Cardinal Roger Mahony has been relieved of his public duties by Los Angeles Archbishop Jose Gomez. Auxiliary Bishop Thomas J. Curry has quit his job as regional bishop in Santa Barbara. And the website of the Catholic archdiocese of L.A. is displaying tens of thousands of pages of formerly secret files detailing accusations of child molestation against 122 priests -- all the church’s dirty laundry that Mahony and Curry did their best to hide for many years.

For a decade now, the sex abuse scandal has rocked the Roman Catholic Church in city after city. The scandal in Los Angeles led to a settlement between the church and 500 abuse victims in 2007, but the archdiocese had resisted opening personnel files. Now, though, the files are wide open and the stark evidence of a cover-up has brought to disgrace one of the most powerful and admired men in the church, Cardinal Mahony. The good works of a lifetime are tainted by the fact that he saw evil, had the authority to stop it and, instead, tried to keep it in the darkness by giving offending priests out-of-state assignments and barring them from talking to therapists who might blow the whistle on their misdeeds.

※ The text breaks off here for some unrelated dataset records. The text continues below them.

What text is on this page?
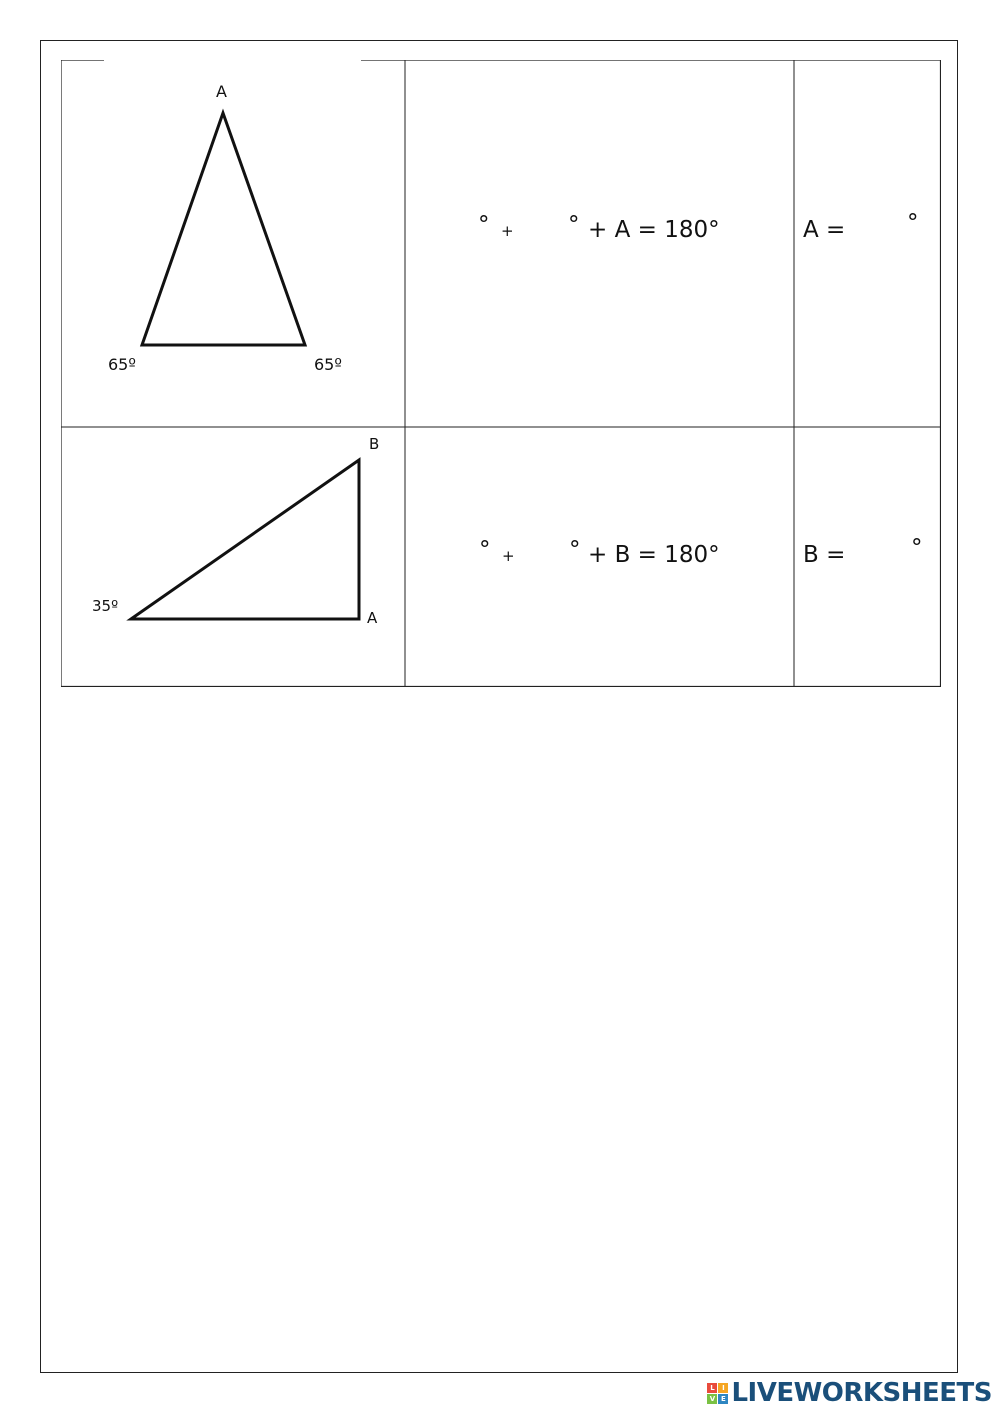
A
65º	65º
° + ° + A = 180°	A =	°
B
35º
A
° + ° + B = 180°	B =	°
L	I
V E LIVEWORKSHEETS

It goes without saying that the Catholic hierarchy from Rome on down has long been engaged in a cynical effort to protect the institution of the church by hiding pedophile priests. Still, there is also an element of Christian idealism at work here. At the heart of the faith is the principle that any sinner, no matter how wicked, can be redeemed by God’s forgiveness. That goes for priests, too. In the context of church teaching, there is logic in allowing clergy to repent and ask forgiveness, rather than turning them over to the police. But it is a naïve logic that depends on a miracle cure for a disorder that even years of therapy cannot always remedy.

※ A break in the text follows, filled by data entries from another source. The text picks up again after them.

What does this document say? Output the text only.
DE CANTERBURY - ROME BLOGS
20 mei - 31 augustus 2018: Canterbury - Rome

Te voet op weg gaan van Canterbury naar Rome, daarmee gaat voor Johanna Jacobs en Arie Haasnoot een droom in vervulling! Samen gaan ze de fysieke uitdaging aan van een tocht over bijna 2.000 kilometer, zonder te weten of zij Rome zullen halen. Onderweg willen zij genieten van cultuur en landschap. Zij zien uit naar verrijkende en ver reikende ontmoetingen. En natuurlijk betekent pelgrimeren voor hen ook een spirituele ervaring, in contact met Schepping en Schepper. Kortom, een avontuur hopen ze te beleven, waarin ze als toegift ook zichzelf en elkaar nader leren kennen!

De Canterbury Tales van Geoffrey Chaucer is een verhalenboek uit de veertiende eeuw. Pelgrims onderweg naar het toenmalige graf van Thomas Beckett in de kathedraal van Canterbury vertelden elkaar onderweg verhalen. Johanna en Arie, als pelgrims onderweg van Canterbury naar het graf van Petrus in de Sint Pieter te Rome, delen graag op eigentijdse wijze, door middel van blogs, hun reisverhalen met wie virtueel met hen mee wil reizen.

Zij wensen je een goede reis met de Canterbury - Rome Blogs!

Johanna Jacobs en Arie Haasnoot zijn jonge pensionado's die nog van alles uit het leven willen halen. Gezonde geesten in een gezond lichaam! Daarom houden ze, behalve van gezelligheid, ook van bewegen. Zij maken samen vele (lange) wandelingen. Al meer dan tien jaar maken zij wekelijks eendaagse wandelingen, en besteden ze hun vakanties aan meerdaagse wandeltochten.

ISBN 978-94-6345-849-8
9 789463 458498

This forgiveness principle was misused in the most horrible ways by priests who were eager to get past repentance and on to the next victim. Just one example: The newly released files tell the sick tale of one priest who placed his hand on the forehead of the boy he had just violated and absolved him of sin. According to the boy, this happened 15 times.

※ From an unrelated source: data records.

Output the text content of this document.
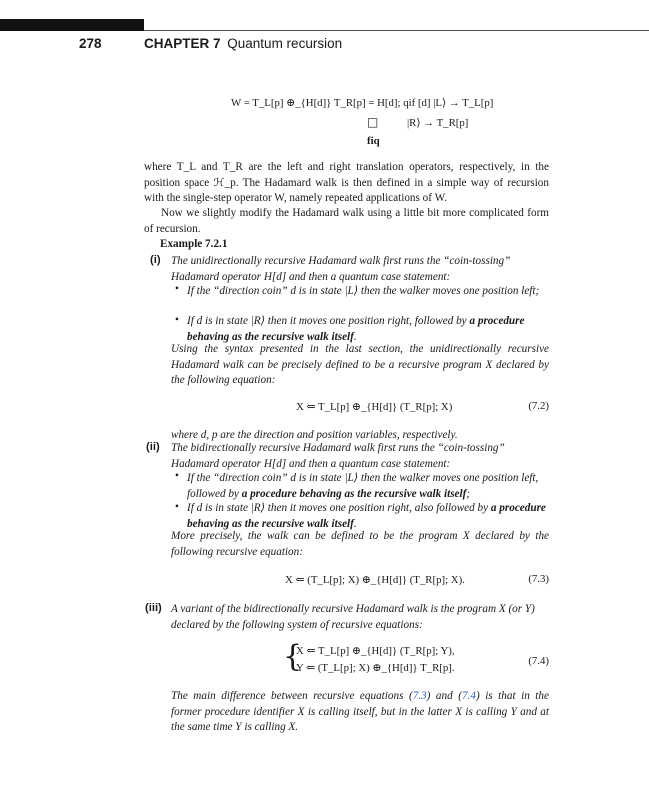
278	CHAPTER 7 Quantum recursion
W = T_L[p] ⊕_{H[d]} T_R[p] = H[d]; qif [d] |L⟩ → T_L[p]
□	|R⟩ → T_R[p]
fiq
where T_L and T_R are the left and right translation operators, respectively, in the position space ℋ_p. The Hadamard walk is then defined in a simple way of recursion with the single-step operator W, namely repeated applications of W.
Now we slightly modify the Hadamard walk using a little bit more complicated form of recursion.
Example 7.2.1
(i) The unidirectionally recursive Hadamard walk first runs the “coin-tossing” Hadamard operator H[d] and then a quantum case statement:
• If the “direction coin” d is in state |L⟩ then the walker moves one position left;
• If d is in state |R⟩ then it moves one position right, followed by a procedure behaving as the recursive walk itself.
Using the syntax presented in the last section, the unidirectionally recursive Hadamard walk can be precisely defined to be a recursive program X declared by the following equation:
X ⇐ T_L[p] ⊕_{H[d]} (T_R[p]; X)	(7.2)
where d, p are the direction and position variables, respectively.
(ii) The bidirectionally recursive Hadamard walk first runs the “coin-tossing” Hadamard operator H[d] and then a quantum case statement:
• If the “direction coin” d is in state |L⟩ then the walker moves one position left, followed by a procedure behaving as the recursive walk itself;
• If d is in state |R⟩ then it moves one position right, also followed by a procedure behaving as the recursive walk itself.
More precisely, the walk can be defined to be the program X declared by the following recursive equation:
X ⇐ (T_L[p]; X) ⊕_{H[d]} (T_R[p]; X).	(7.3)
(iii) A variant of the bidirectionally recursive Hadamard walk is the program X (or Y) declared by the following system of recursive equations:
{
X ⇐ T_L[p] ⊕_{H[d]} (T_R[p]; Y),
Y ⇐ (T_L[p]; X) ⊕_{H[d]} T_R[p].
(7.4)
The main difference between recursive equations (7.3) and (7.4) is that in the former procedure identifier X is calling itself, but in the latter X is calling Y and at the same time Y is calling X.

Archbishop Gomez characterized the files as "brutal and painful reading."

"The behavior described in these files is terribly sad and evil," Gomez said in a letter to L.A.’s Catholics. "There is no excuse, no explaining away what happened to these children. The priests involved had the duty to be their spiritual fathers and they failed."

Of course, the files describe things that happened in the 1980s and the church insists steps have been taken to prevent such things from happening today. We all pray that is true. But, as they say in politics, the cover-up is more damaging than the crime, at least to the powerful men who try to keep terrible secrets. Cardinal Mahony is the latest to learn this lesson.

From the cathedrals of America to St. Peter’s in Rome, other powerful men need to get the message as well. So far, however, too many seem very slow to learn. It will be hard to believe the church has fully reformed until the current generation of Catholic bishops and cardinals is gone from power and new men (and women?) rise to take their place with no blemish of scandal on their robes.